Industry friend and former colleague Patrick DiCaprio (@pdicaprioFP911) posted something on Facebook recently that spurred an interesting discussion I wanted to share with you today:

As you can tell, Patrick falls into the “strict Moneyball” camp whereupon scouting, in any form, is worthless.  I’ll admit that I once fell into this camp, years ago when I first began writing and following baseball seriously, although now I couldn’t be more opposed to it.  Ideally, scouting is an integral part of player analysis both for MLB clubs and for fantasy players—a view I’ve expressed in the past.
Derek Carty: Do you really believe that scouting is all bad, Pat?
Patrick DiCaprio: No, I believe it is unscientific and completely subjective. Horse players used to do the exact same thing in handicapping until they found out what they didn’t even know they didn’t know. Anything that is so bad at predicting how players will do is, at best, marginally useful. The value is in knowing who will not make it, but that is about as far as it has objective predictive value.

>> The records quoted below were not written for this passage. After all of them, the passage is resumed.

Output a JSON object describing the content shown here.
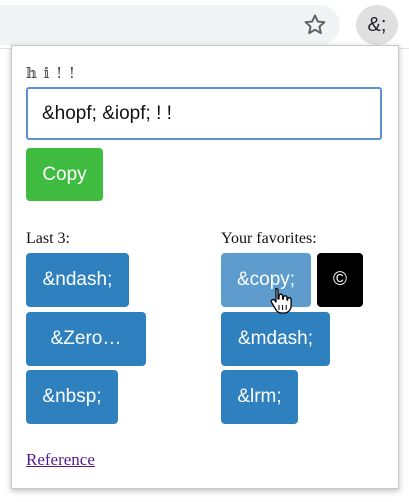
{
  "toolbar": {
    "extension_icon_label": "&;",
    "star_icon": "star-outline-icon"
  },
  "popup": {
    "preview_text": "𝕙 𝕚 ! !",
    "input_value": "&hopf; &iopf; ! !",
    "copy_label": "Copy",
    "last_heading": "Last 3:",
    "last_items": [
      "&ndash;",
      "&Zero…",
      "&nbsp;"
    ],
    "favorites_heading": "Your favorites:",
    "favorite_items": [
      "&copy;",
      "&mdash;",
      "&lrm;"
    ],
    "hovered_preview": "©",
    "reference_link": "Reference"
  },
  "colors": {
    "copy_button": "#3fbc3f",
    "entity_button": "#2f80bf",
    "entity_button_hover": "#5d9ccd",
    "input_border": "#5b8fd6",
    "link": "#551a8b"
  }
}
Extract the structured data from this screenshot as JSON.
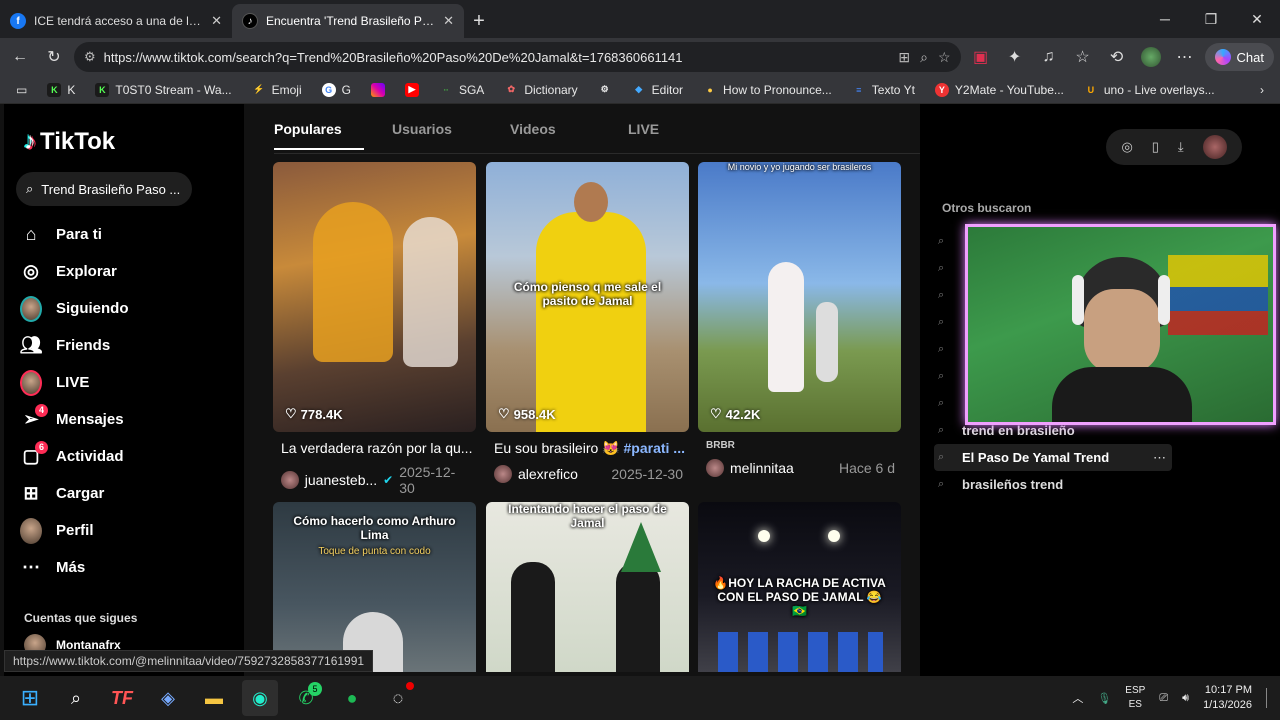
{
  "tabs": [
    {
      "title": "ICE tendrá acceso a una de las her",
      "favicon": "f",
      "favicon_color": "#1877f2"
    },
    {
      "title": "Encuentra 'Trend Brasileño Paso De",
      "favicon": "♪",
      "favicon_color": "#000000"
    }
  ],
  "url": "https://www.tiktok.com/search?q=Trend%20Brasileño%20Paso%20De%20Jamal&t=1768360661141",
  "chat_label": "Chat",
  "bookmarks": [
    "K",
    "T0ST0 Stream - Wa...",
    "Emoji",
    "G",
    "",
    "",
    "SGA",
    "Dictionary",
    "",
    "Editor",
    "How to Pronounce...",
    "Texto Yt",
    "Y2Mate - YouTube...",
    "uno - Live overlays..."
  ],
  "tiktok": {
    "logo": "TikTok",
    "search_query": "Trend Brasileño Paso ...",
    "nav": [
      "Para ti",
      "Explorar",
      "Siguiendo",
      "Friends",
      "LIVE",
      "Mensajes",
      "Actividad",
      "Cargar",
      "Perfil",
      "Más"
    ],
    "badges": {
      "mensajes": "4",
      "actividad": "6"
    },
    "following_header": "Cuentas que sigues",
    "following_user": "Montanafrx",
    "result_tabs": [
      "Populares",
      "Usuarios",
      "Videos",
      "LIVE"
    ],
    "videos": [
      {
        "likes": "778.4K",
        "desc": "La verdadera razón por la qu...",
        "user": "juanesteb...",
        "date": "2025-12-30",
        "caption": ""
      },
      {
        "likes": "958.4K",
        "desc": "Eu sou brasileiro 😻 ",
        "tag": "#parati ...",
        "user": "alexrefico",
        "date": "2025-12-30",
        "caption": "Cómo pienso q me sale el pasito de Jamal"
      },
      {
        "likes": "42.2K",
        "desc": "BRBR",
        "user": "melinnitaa",
        "date": "Hace 6 d",
        "caption": "Mi novio y yo jugando ser brasileros"
      },
      {
        "caption": "Cómo hacerlo como Arthuro Lima",
        "subcaption": "Toque de punta con codo"
      },
      {
        "caption": "Intentando hacer el paso de Jamal"
      },
      {
        "caption": "🔥HOY LA RACHA DE ACTIVA CON EL PASO DE JAMAL 😂🇧🇷"
      }
    ],
    "others_header": "Otros buscaron",
    "others": [
      "trend en brasileño",
      "El Paso De Yamal Trend",
      "brasileños trend"
    ]
  },
  "status_url": "https://www.tiktok.com/@melinnitaa/video/7592732858377161991",
  "taskbar": {
    "whatsapp_badge": "5",
    "lang1": "ESP",
    "lang2": "ES",
    "time": "10:17 PM",
    "date": "1/13/2026"
  }
}
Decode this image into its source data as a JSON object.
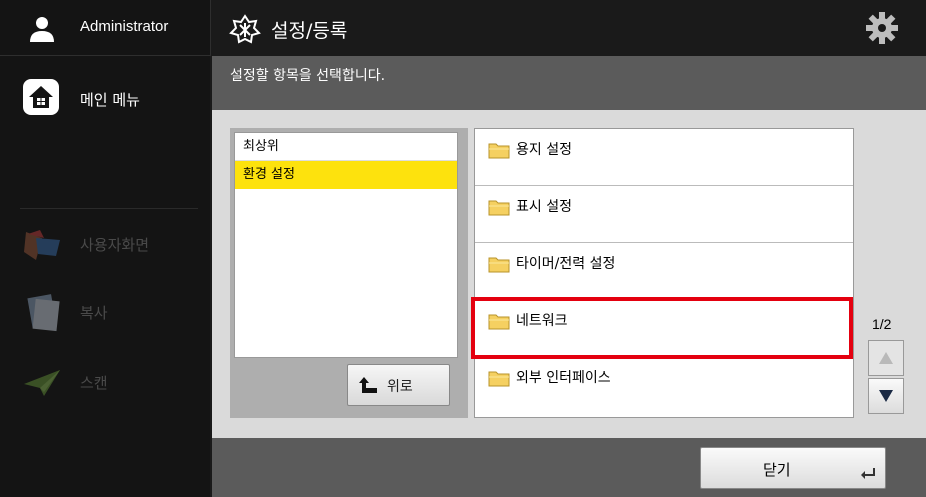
{
  "sidebar": {
    "user": {
      "name": "Administrator",
      "icon": "user-icon"
    },
    "main_menu": {
      "label": "메인 메뉴",
      "icon": "home-icon"
    },
    "apps": [
      {
        "label": "사용자화면",
        "icon": "personal-screen-icon"
      },
      {
        "label": "복사",
        "icon": "copy-icon"
      },
      {
        "label": "스캔",
        "icon": "scan-icon"
      }
    ]
  },
  "header": {
    "title": "설정/등록",
    "icon": "settings-register-icon",
    "gear_icon": "gear-icon"
  },
  "instruction": "설정할 항목을 선택합니다.",
  "tree": {
    "items": [
      {
        "label": "최상위",
        "selected": false
      },
      {
        "label": "환경 설정",
        "selected": true
      }
    ],
    "up_button": "위로"
  },
  "list": {
    "items": [
      {
        "label": "용지 설정",
        "highlighted": false
      },
      {
        "label": "표시 설정",
        "highlighted": false
      },
      {
        "label": "타이머/전력 설정",
        "highlighted": false
      },
      {
        "label": "네트워크",
        "highlighted": true
      },
      {
        "label": "외부 인터페이스",
        "highlighted": false
      }
    ]
  },
  "pager": {
    "page": "1/2"
  },
  "footer": {
    "close_label": "닫기"
  },
  "colors": {
    "selected": "#fde20d",
    "highlight": "#e4000f",
    "background": "#dadada"
  }
}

Derek Carty: Interesting. I didn't realize that was your stance. I disagree completely. Scouting isn't "bad at predicting how players will do" at all. Of course it's limited if it's all you're using, but it can be very valuable when utilized properly. Just because something is subjective and unquantified doesn't make it useless.
One example: bat speed. Do you believe that a player with faster bat speed will be a better hitter than one with a slower bat, ceteris paribus? While we don't have this data quantified (at least publicly), it's something scouts take note of. Maybe it's not 100 percent perfect and accurate down to six decimals, but it still has value, no?
Patrick DiCaprio: Bat speed is a good example of what I mean. Scouting bat speed makes no sense. Measuring bat speed makes sense. That is the difference.
Derek Carty: How does it make no sense? Surely measuring it is preferable, but absent the tools to do so, having a bit rougher gauge of bat speed is still going to have value. Yes, there's an element of subjectivity to it, but are you saying people are incapable of differentiating between a player who swings the bat fast versus one who swings the bat slow?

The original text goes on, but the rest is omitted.